- Born: ancient Rome
- Died: 472 BCE Campus Sceleratus
- Cause of death: Premature burial
- Other name: Urbinia
- Years active: 5th-century BCE
- Era: Classical antiquity
- Known for: Executed for supposed unchastity
- Criminal charges: Unchastity
- Criminal penalty: Execution via live burial

= Orbinia (Vestal virgin) =

Orbinia, alternatively rendered as Urbinia, was an ancient Roman Vestal virgin in 472 BCE who supposedly lost her virginity and yet continued to perform the sacred rites as required by her office. According to Dionysius of Halicarnassus, whilst she served as a Vestal Virgin, a disease began afflicting Roman women en masse, causing them to miscarry and die in childbirth.

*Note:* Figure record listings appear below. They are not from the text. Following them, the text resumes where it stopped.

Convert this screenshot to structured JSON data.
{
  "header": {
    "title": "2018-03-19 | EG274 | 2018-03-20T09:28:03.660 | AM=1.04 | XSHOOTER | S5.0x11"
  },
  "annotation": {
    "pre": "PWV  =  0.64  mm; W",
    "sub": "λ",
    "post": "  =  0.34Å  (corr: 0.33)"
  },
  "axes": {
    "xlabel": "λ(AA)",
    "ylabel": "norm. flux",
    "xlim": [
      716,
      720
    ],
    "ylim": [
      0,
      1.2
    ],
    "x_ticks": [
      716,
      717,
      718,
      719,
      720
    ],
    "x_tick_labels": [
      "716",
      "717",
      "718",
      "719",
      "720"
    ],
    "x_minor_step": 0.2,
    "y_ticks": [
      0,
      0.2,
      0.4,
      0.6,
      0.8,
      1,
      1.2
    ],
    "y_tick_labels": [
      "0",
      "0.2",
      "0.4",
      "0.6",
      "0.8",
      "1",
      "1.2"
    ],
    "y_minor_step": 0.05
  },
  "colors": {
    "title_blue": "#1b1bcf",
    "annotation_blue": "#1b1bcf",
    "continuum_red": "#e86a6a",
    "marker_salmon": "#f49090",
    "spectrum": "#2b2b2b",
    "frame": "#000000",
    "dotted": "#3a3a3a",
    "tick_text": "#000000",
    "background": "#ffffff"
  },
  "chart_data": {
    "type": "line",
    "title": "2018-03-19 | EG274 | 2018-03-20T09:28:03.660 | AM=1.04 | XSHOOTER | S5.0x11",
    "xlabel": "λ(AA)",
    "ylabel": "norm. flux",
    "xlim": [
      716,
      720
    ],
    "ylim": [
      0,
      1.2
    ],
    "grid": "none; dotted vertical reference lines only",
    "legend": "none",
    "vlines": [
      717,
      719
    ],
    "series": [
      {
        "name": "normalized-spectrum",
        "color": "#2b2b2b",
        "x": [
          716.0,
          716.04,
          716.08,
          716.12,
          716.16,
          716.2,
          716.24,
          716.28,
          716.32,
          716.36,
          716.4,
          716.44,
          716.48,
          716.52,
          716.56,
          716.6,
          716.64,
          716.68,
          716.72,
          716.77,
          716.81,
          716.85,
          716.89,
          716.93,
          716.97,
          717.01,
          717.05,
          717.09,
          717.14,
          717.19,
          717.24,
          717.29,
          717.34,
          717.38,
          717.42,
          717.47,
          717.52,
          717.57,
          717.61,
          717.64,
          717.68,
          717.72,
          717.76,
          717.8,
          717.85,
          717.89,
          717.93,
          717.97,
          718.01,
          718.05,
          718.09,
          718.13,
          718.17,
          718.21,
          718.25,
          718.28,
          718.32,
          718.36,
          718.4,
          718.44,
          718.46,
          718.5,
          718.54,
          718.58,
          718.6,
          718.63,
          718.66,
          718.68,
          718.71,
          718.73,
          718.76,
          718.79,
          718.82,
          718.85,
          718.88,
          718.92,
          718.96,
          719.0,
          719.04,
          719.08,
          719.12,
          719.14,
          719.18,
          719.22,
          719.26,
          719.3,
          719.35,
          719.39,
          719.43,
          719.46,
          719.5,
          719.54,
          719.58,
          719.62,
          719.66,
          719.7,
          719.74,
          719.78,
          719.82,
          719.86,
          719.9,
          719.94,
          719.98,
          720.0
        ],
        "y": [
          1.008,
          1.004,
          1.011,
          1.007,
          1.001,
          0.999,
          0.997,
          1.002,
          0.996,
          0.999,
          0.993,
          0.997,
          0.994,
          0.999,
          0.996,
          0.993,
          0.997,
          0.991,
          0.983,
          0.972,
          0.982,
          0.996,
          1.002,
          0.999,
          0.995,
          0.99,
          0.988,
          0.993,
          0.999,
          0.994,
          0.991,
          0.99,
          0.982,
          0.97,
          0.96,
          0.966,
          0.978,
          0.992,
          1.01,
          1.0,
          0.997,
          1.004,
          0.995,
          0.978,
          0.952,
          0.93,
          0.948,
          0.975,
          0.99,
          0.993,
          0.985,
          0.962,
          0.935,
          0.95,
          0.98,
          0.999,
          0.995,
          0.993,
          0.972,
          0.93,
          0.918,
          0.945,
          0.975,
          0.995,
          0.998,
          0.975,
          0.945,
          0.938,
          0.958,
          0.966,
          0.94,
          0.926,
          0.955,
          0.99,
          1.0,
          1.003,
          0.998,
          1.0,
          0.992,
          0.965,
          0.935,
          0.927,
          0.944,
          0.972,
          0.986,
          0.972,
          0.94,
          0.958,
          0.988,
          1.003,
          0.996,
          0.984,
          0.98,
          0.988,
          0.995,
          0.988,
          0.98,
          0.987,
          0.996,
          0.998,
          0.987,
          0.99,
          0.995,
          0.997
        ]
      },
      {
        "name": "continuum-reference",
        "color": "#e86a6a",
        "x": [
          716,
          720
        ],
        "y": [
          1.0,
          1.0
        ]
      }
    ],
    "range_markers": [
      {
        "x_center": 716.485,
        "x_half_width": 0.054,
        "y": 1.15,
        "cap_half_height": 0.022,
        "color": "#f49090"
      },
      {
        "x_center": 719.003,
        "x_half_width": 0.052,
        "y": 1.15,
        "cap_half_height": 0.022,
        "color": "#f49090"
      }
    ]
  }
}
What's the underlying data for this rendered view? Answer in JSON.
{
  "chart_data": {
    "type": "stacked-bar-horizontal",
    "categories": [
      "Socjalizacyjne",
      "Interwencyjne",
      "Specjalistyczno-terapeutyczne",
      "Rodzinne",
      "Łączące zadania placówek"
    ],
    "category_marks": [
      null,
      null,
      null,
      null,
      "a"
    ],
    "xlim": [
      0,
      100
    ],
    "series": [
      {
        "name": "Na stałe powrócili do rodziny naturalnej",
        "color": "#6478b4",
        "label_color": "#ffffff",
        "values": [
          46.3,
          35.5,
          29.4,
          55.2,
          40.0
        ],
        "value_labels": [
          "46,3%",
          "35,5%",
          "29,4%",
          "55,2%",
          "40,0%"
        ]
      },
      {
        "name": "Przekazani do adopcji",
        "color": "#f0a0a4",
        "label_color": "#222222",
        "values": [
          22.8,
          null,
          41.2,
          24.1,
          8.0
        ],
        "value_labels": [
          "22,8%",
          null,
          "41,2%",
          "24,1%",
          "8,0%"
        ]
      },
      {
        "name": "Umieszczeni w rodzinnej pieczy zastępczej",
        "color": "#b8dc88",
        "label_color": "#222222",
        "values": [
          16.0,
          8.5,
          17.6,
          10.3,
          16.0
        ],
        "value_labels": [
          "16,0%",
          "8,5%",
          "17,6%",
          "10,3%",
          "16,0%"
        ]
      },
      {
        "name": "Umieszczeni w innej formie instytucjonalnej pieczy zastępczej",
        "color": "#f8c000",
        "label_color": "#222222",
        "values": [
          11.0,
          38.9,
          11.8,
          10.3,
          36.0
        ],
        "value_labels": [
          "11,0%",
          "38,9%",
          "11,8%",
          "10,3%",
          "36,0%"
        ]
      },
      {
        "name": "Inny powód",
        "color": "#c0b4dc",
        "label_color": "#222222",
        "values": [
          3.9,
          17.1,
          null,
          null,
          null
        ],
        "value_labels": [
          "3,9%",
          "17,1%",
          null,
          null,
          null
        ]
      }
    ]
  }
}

The augurs and pontiffs of Rome came to believe that the illness was caused by the improper completion of religious rites, and—while the pontiffs were searching for their culprit—they were informed by a slave that Orbinia was unchaste. Afterwards, the pontiffs removed her from office, put her on trial, and—after having convicted her—they decreed that she would be beaten with rods, led through the city as part of a procession, and then buried alive. Two men were identified as having supposedly had sex with her, of whom one committed suicide while the other was beaten in the forum like a slave and then put to death. Dionysius writes that, after the execution of Orbinia, the disease immediately stopped.